Questão de timing
O chá de Xangai
Não é o mesmo
Que o de Londres.
Nem a hora é a mesma.
A língua, a louça, a cerimônia
Estão longe de serem as mesmas
(a 9.191 km de distância).
Então, qual a chance do chá das 5
Acontecer em Xangai?
É só atrasar o relógio em 7 horas
Para Xangai ficar no mesmo timing do Big Ben
Apesar do fuso-horário, a infusão é a mesma.
E depois do tempo necessário,
Os chás ficam bons. Tanto lá como lá.
Se atrasar… é só tomar outro chá para esperar:
O de cadeira.
*
Solidão
Solidão é silêncio
De estimação
É tecer casulo
Com seda própria
É manter a porta
Aberta para dentro
E, mesmo assim,
Não estar
Pra ninguém
Solidão
Deixa a gente
Preguiçosa
De gente
*
Voltando
A porta resiste
À minha entrada
Os móveis da sala
Estranham a minha
Presença
As paredes olham
Desconfiadas
O sofá não lembra
Do meu corpo
O silêncio das coisas
Tem o peso
Do esquecimento
Voltar é sempre
Difícil
*
Poeta primata
Meus primórdios não prometiam
Uma evolução lá muito primorosa
Quem me via logo previa,
Que boa coisa daqui
Não sairia
E não é que as previsões se confirmaram
Mas, enfim…
… Graças ao polegar opositor,
As primeiras palavras,
Com muito atraso, foram escritas.
Fiquei a meio-caminho da evolução poética:
Um poeta erectus, apenas.
Há milhões de anos de distância de meus pares:
Os poetas sapiens.
Com suas palavras complexas
Seus pacotes de referências
Sua relevância literária
É! Estou longe disso.
Sou um poeta-primata
E, detrás das grades das palavras,
Observo os visitantes desse zoológico humano
Para, depois, escrever alguma poesia barata.
*
Vem brincar
Escrever é parque de diversão.
Deixa a tua criança correr.
Deixa a tua criança brincar.
Põe uma palavra no papel (qualquer palavra)
Depois põe outra
E outra…
Muda de posição.
Joga pra cima e deixa cair pra ver se quebra.
Se quebrar pode ser poema.
Se não, é prosa, com certeza.
Gira a palavra na roda-gigante da tua imaginação
(A vida é um sobe e desce, por que escrever não seria?).
Desliga os pontos, solta as vírgulas, abre outros parágrafos.

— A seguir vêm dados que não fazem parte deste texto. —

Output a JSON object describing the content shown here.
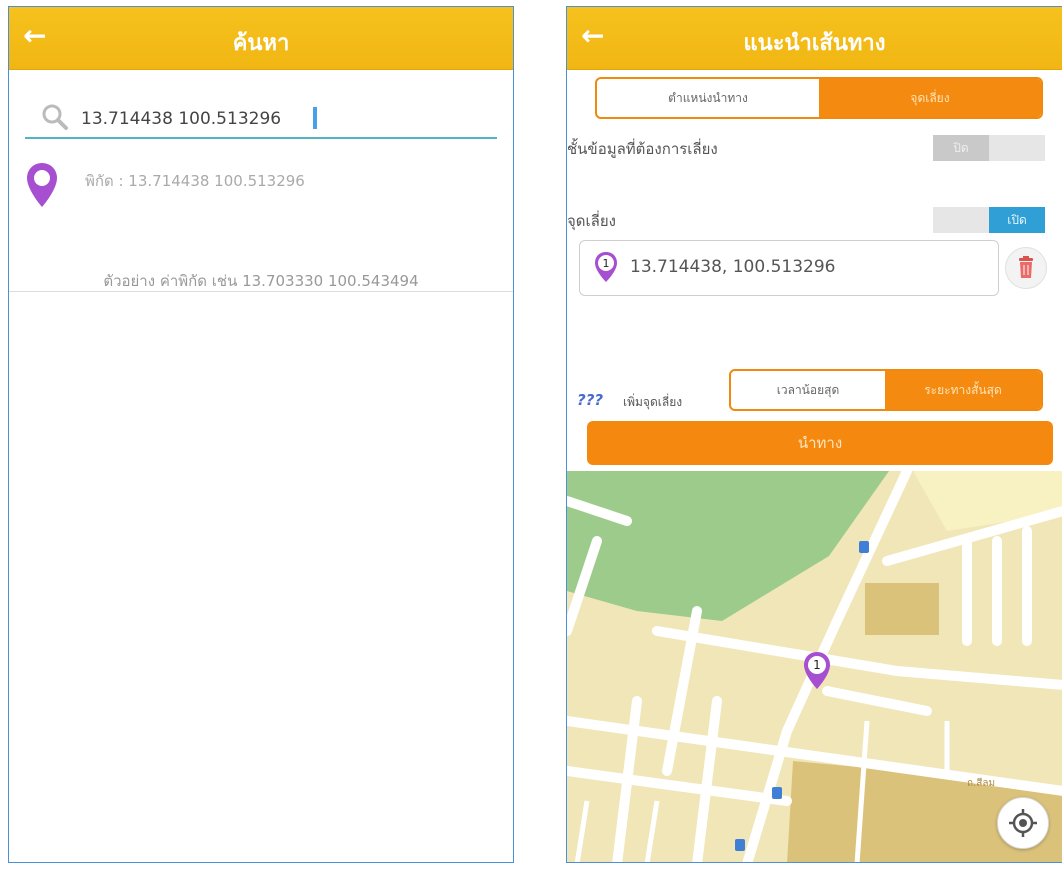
{
  "left": {
    "back_icon": "←",
    "title": "ค้นหา",
    "search": {
      "value": "13.714438 100.513296",
      "icon": "search-icon"
    },
    "result": {
      "text": "พิกัด : 13.714438 100.513296",
      "icon": "map-pin-icon"
    },
    "hint": "ตัวอย่าง ค่าพิกัด เช่น 13.703330 100.543494"
  },
  "right": {
    "back_icon": "←",
    "title": "แนะนำเส้นทาง",
    "mode_tabs": [
      {
        "label": "ตำแหน่งนำทาง",
        "active": false
      },
      {
        "label": "จุดเลี่ยง",
        "active": true
      }
    ],
    "avoid_info": {
      "label": "ชั้นข้อมูลที่ต้องการเลี่ยง",
      "toggle_label": "ปิด",
      "on": false
    },
    "avoid_point": {
      "label": "จุดเลี่ยง",
      "toggle_label": "เปิด",
      "on": true
    },
    "waypoint": {
      "index": "1",
      "value": "13.714438, 100.513296"
    },
    "add_waypoint": {
      "icon": "???",
      "label": "เพิ่มจุดเลี่ยง"
    },
    "route_options": [
      {
        "label": "เวลาน้อยสุด",
        "active": false
      },
      {
        "label": "ระยะทางสั้นสุด",
        "active": true
      }
    ],
    "navigate_label": "นำทาง",
    "map": {
      "pin_label": "1",
      "road_label": "ถ.สีลม",
      "colors": {
        "land": "#f1e6b8",
        "park": "#9ccb8c",
        "block": "#dbc27a",
        "road": "#ffffff"
      }
    }
  },
  "colors": {
    "topbar": "#f4bd18",
    "accent": "#f58a10",
    "toggle_on": "#2f9fd5",
    "pin": "#a64fd0"
  }
}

DESRESPEITA AS GRAMÁTICAS.
Fala que é licença poética, que assim pode.
Tudo o que é livre
Cabe num livro
*
De joelhos para a poesia
O vendedor disse que poesia era na prateleira debaixo
Que jeito, senão ajoelhar?!
Não me importo
Desde que me entendo
Sempre reverenciei a poesia
Poesia é assim
Ou está na prateleira debaixo
E te deixa de joelhos,
Ou na última, lá em cima,
E se mostra inalcançável
Uma coisa é certa:
Nunca está fácil de pegar.
Só esticar a mão, e pronto
Poesia se preserva
É reservada, tímida.
Não vive por aí toda prosa
Por isso, não se chega a ela impunemente
É preciso certo esforço
Que jeito, senão ajoelhar?
**
Armando Liguori Junior nasceu em 12 de dezembro de 1964, em São Paulo, Brasil. Formado em jornalismo pela PUC-SP, e artes cênicas pelo Teatro-Escola Célia Helena. Trabalha como redator, roteirista e ator. Tem três livros publicados; um de poemas (2009), TERRITÓRIOS pela Editora Scortecci, outro de dramaturgia: TEXTOS CURTOS PARA TEATRO E CINEMA (2017) pela Editora Giostri e A POESIA ESTÁ EM TUDO (2020) pela Editora Patuá. Escreveu, adaptou e atuou em diversos espetáculos da CIA OS TIOS (da qual é um dos fundadores), entre eles: DENTRO DO BOSQUE do filme Rashomon de Kurosawa e MATTEO PERDEU O EMPREGO, do livro de Gonçalo M. Tavares. Atualmente mantém um canal no YouTube (com o nome Armando Liguori), dedicado a leitura poética de diversos autores brasileiros e estrangeiros. Neste ano de 2020 completará 1000 poemas lidos.